Quant à l'origine des magmas, deux cas extrêmes sont là encore possibles :
- les deux magmas ont la même source, mais se sont différenciés par cristallisation fractionnée et extraction à intervalles réguliers de liquides magmatiques de compositions variables (on observe ainsi une série magmatique comprenant plusieurs roches apparentées) ;
- les deux magmas proviennent de deux sources différentes, soit que la fusion des deux roches-mères différentes ait eu lieu par hasard au même endroit, soit qu'un même processus global ait engendré la fusion concomitante de deux roches-mères différentes (par exemple un rifting continental, couramment associé à un magmatisme bimodal, ou encore fusion crustale engendrée par la remontée de magmas d'origine mantellique dans divers contextes tectoniques).
Des cas intermédiaires sont à nouveau possibles, et la contamination crustale au sein du domaine continental peut participer à l'évolution des magmas et donc des roches magmatiques produites in fine.
Nous avons vu au travers des photographies précédentes qu'une évolution temporelle progressive a eu lieu depuis les gabbros vers des termes de plus en plus acides et riches en alcalins. Ceci plaide en faveur d'une différenciation magmatique à partir d'une seule source : un magma primaire gabbroïque obtenu par fusion de péridotites mantelliques.
L'ensemble des roches présentes au niveau du Mont Royal appartient à la série alcaline, évoluant par cristallisation fractionnée depuis des gabbros vers des roches plus différenciées donc plus riches en alcalins et en silice : diorite, syénite, essexite, monzonite… Celles-ci sont alors tantôt légèrement sursaturées en silice (il existe quelques affleurements de monzonite à quartz par exemple), tantôt légèrement sous-saturées en silice, comme la présence de néphéline en atteste (diorites et gabbros à néphéline assez fréquents dans le Mont Royal). Toutes les roches magmatiques du Mont Royal ont été datées à environ 124 Ma (Crétacé inférieur). Divers arguments, notamment géochimiques (voir la bibliographie), sont en faveur de ce modèle de différenciation à partir d'une unique source magmatique mantellique. Nous aborderons plus loin (partie 4) l'origine possible de ce magmatisme.

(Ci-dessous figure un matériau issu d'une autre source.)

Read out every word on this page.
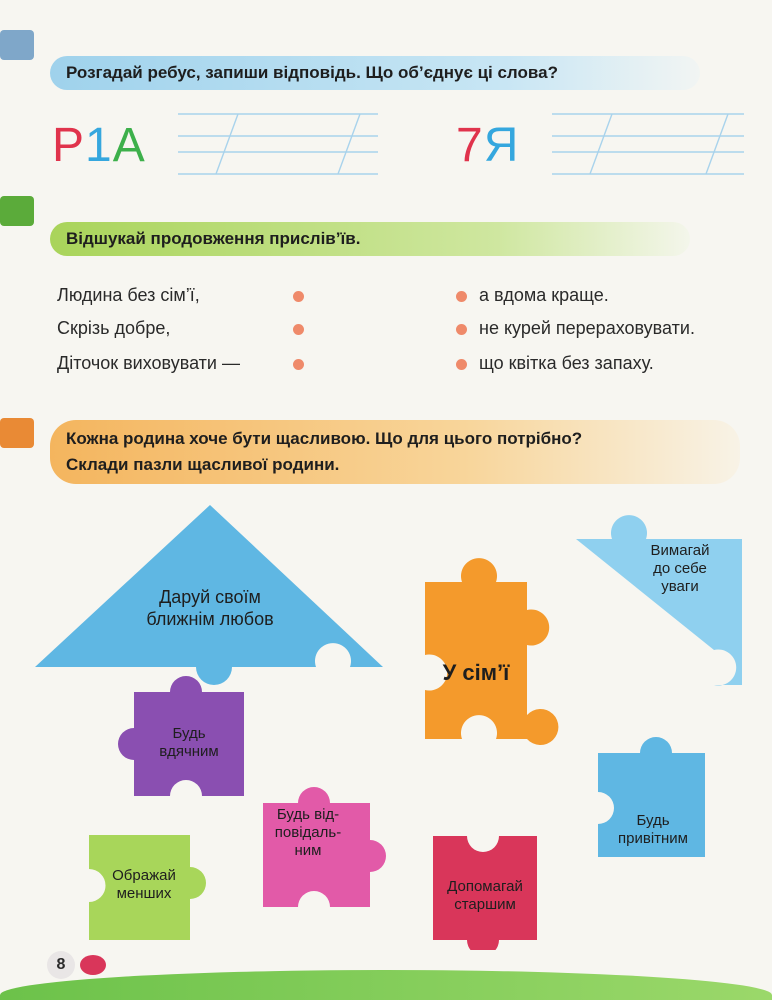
Розгадай ребус, запиши відповідь. Що об’єднує ці слова?
Р1А	7Я
Відшукай продовження прислів’їв.
Людина без сім’ї,
Скрізь добре,
Діточок виховувати —
а вдома краще.
не курей перераховувати.
що квітка без запаху.
Кожна родина хоче бути щасливою. Що для цього потрібно?
Склади пазли щасливої родини.
Даруй своїм
ближнім любов
У сім’ї
Вимагай
до себе
уваги
Будь
вдячним
Будь від-
повідаль-
ним
Ображай
менших	Допомагай
старшим
Будь
привітним
8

Une erreur classique en présence d'éléments sombres repris dans des roches magmatiques claires serait de les confondre avec des enclaves de restite (résidu de fusion riches en minéraux réfractaires, cf. Les enclaves surmicacées (restites) des granites) ou avec des enclaves de roches encaissantes (cf. Les enclaves d'encaissant dans le granite de Ploumanac'h, ile Milliau, Trébeurden, Côtes d'Armor ou Les enclaves du granite de Torres del Paine (Chili)). Dans et autour du Mont Royal, les xénolithes de péridotites, ou encore de roches de la croûte continentale (granulites par exemple), sont absents ou très rares ; mais on peut observer aisément des enclaves d'encaissant sédimentaire.
L'encaissant de l'intrusion magmatique du Mont Royal
Les assises rocheuses de la région de Montréal autour du Mont Royal consistent surtout en roches sédimentaires du Cambrien supérieur et de l'Ordovicien qui reposent sur un socle précambrien dont on peut voir quelques rares affleurements ici et là, et que l'on retrouve surtout à l'Ouest, dans les Laurentides, où il forme le bouclier canadien. Les roches sédimentaires sont des dépôts de plateau continental : grès, argiles et surtout calcaires.
Vers la fin de l'Ordovicien, le plissement occasionné par l'orogenèse taconique a légèrement incliné ces strates et les a transformées en plis ouverts de faible amplitude.
En surface, les roches magmatiques intrusives du Mont Royal recoupent aujourd'hui principalement des roches de l'Ordovicien moyen : calcaires du groupe de Trenton (formations de Tréteauville et de Montréal) ainsi qu'argilites (ou shales) sus-jacentes d'Utica – une formation par ailleurs exploitée au Québec et aux États-Unis pour en extraire du gaz de schiste. Mais naturellement, toutes les roches antérieures (donc situées sous celles du groupe de Trenton en vertu du principe de superposition) sont également recoupées et susceptibles d'être retrouvées en inclusion dans les roches magmatiques. Il en va de même pour une partie des roches postérieures aux shales d'Utica (depuis l'Ordovicien moyen jusqu'au Crétacé inférieur, date de l'intrusion magmatique), aujourd'hui déblayées par l'érosion.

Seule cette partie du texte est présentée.